Ma: Jem, I'd be right grateful if you'd fetch some water for Sylvie. She's real tired after the long walk.
Ira: (Begins to snigger)
Bernard: Shut it, Ira!
Ma: Thank you, Bernard. I'm not in a mood fer sniggerin'. Jem?
Jem: Going, Ma.
Sylvie: (Starting to move) I'll…
Ma: No, yer won't Sylvie. Yer tired. Glad you understands, boys. I thank you all. Right kindly.
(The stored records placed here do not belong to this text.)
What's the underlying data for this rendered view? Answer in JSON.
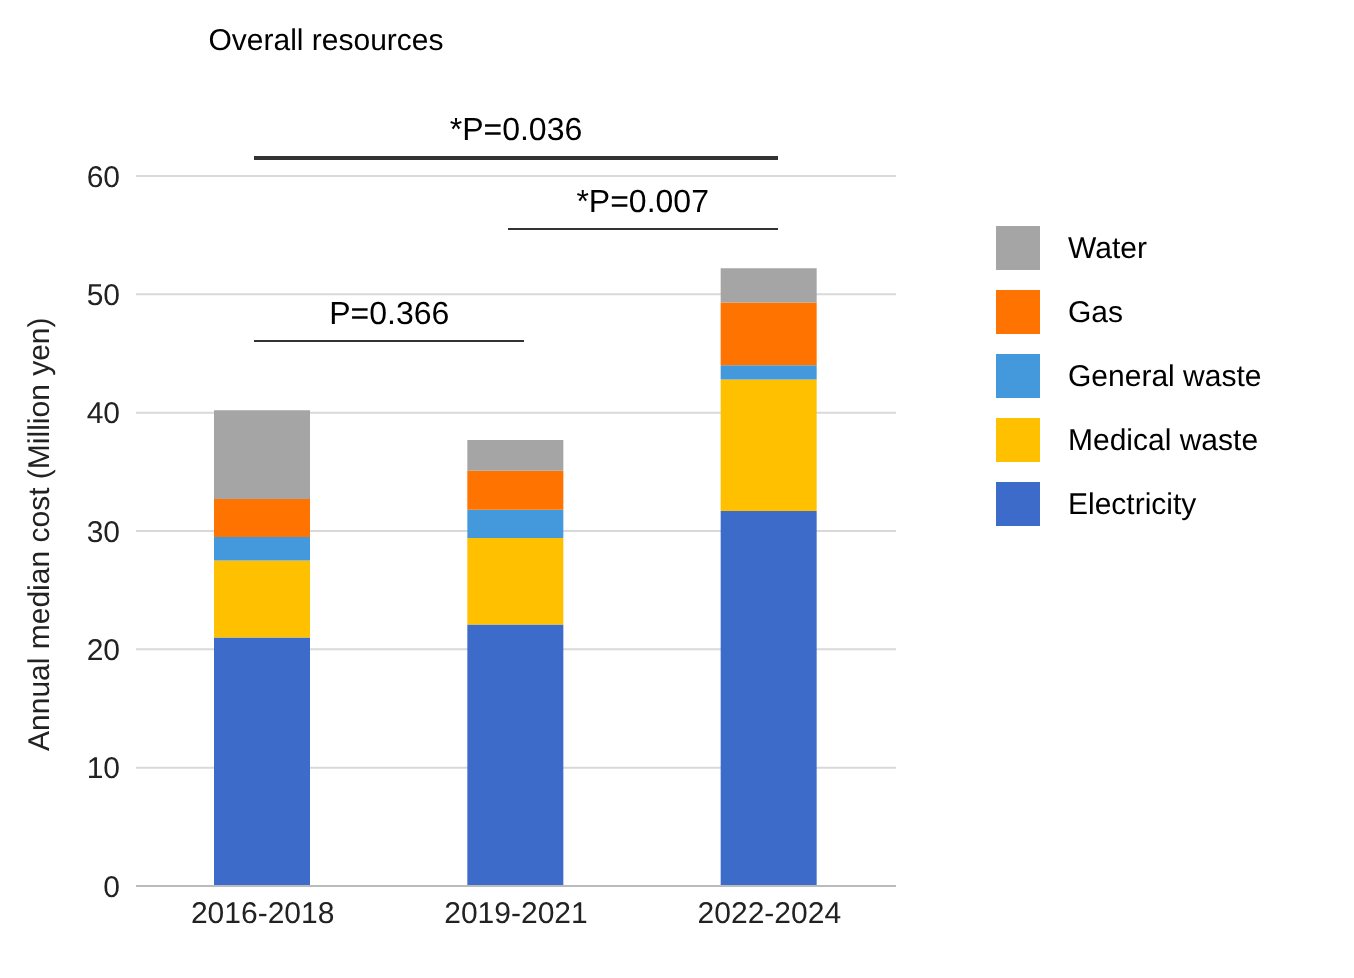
{
  "chart_data": {
    "type": "bar",
    "title": "Overall resources",
    "ylabel": "Annual median cost (Million yen)",
    "categories": [
      "2016-2018",
      "2019-2021",
      "2022-2024"
    ],
    "stacked": true,
    "series": [
      {
        "name": "Electricity",
        "color": "#3c6bc9",
        "values": [
          21.0,
          22.1,
          31.7
        ]
      },
      {
        "name": "Medical waste",
        "color": "#ffc000",
        "values": [
          6.5,
          7.3,
          11.1
        ]
      },
      {
        "name": "General waste",
        "color": "#4499dd",
        "values": [
          2.0,
          2.4,
          1.2
        ]
      },
      {
        "name": "Gas",
        "color": "#ff7300",
        "values": [
          3.2,
          3.3,
          5.3
        ]
      },
      {
        "name": "Water",
        "color": "#a5a5a5",
        "values": [
          7.5,
          2.6,
          2.9
        ]
      }
    ],
    "ylim": [
      0,
      60
    ],
    "yticks": [
      0,
      10,
      20,
      30,
      40,
      50,
      60
    ],
    "grid": "y",
    "legend": "right",
    "annotations": [
      "P=0.366",
      "*P=0.007",
      "*P=0.036"
    ]
  }
}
Sylvie: You could say, I suppose, that our leaving made no large difference to my mother's life. She still worked without pay or praise and was often spoken to as though she were without worth or attraction. But nothing was said about the egg money. And not all things remained the same. Her old paralyzing fear was gone, and she began to speak with remarkable force and dignity. But she did not nag. Instead when she chose to object to Pa's cruel or unfair behaviour, her speech was like a knife with a polished edge. This weapon, better than any other, made him realize she could leave again real easy.
So there were changes. One day he started to call her Elizabeth. She showed no surprise, but on the supper table that night was a lemon pie.
She fixed up the attic as a workroom. Ma made curtains and a little rug for the floor. It became her own place, her escape.
As for me, I did get to Dalhousie University. When I was home last February during the term break, I stole a look into Ma's attic room. There were library books and papers piled on the floor, material on the sewing machine. I respected her privacy and did not go in. But the room, even in the cold of winter, looked inviting.
Ma's fifty-five now, and Pa's fifty-eight. Often, nowadays, he speaks to my mother as though she were more of a person and less of a thing. Sometime he says thank you. It's not a lot, but my mam is tough and patient and it seems enough for her. She wears a pretty yellow blouse now, her hair's less severe, and she smiles more. And she's teaching her two grandsons how to wash dishes and how to make cookies.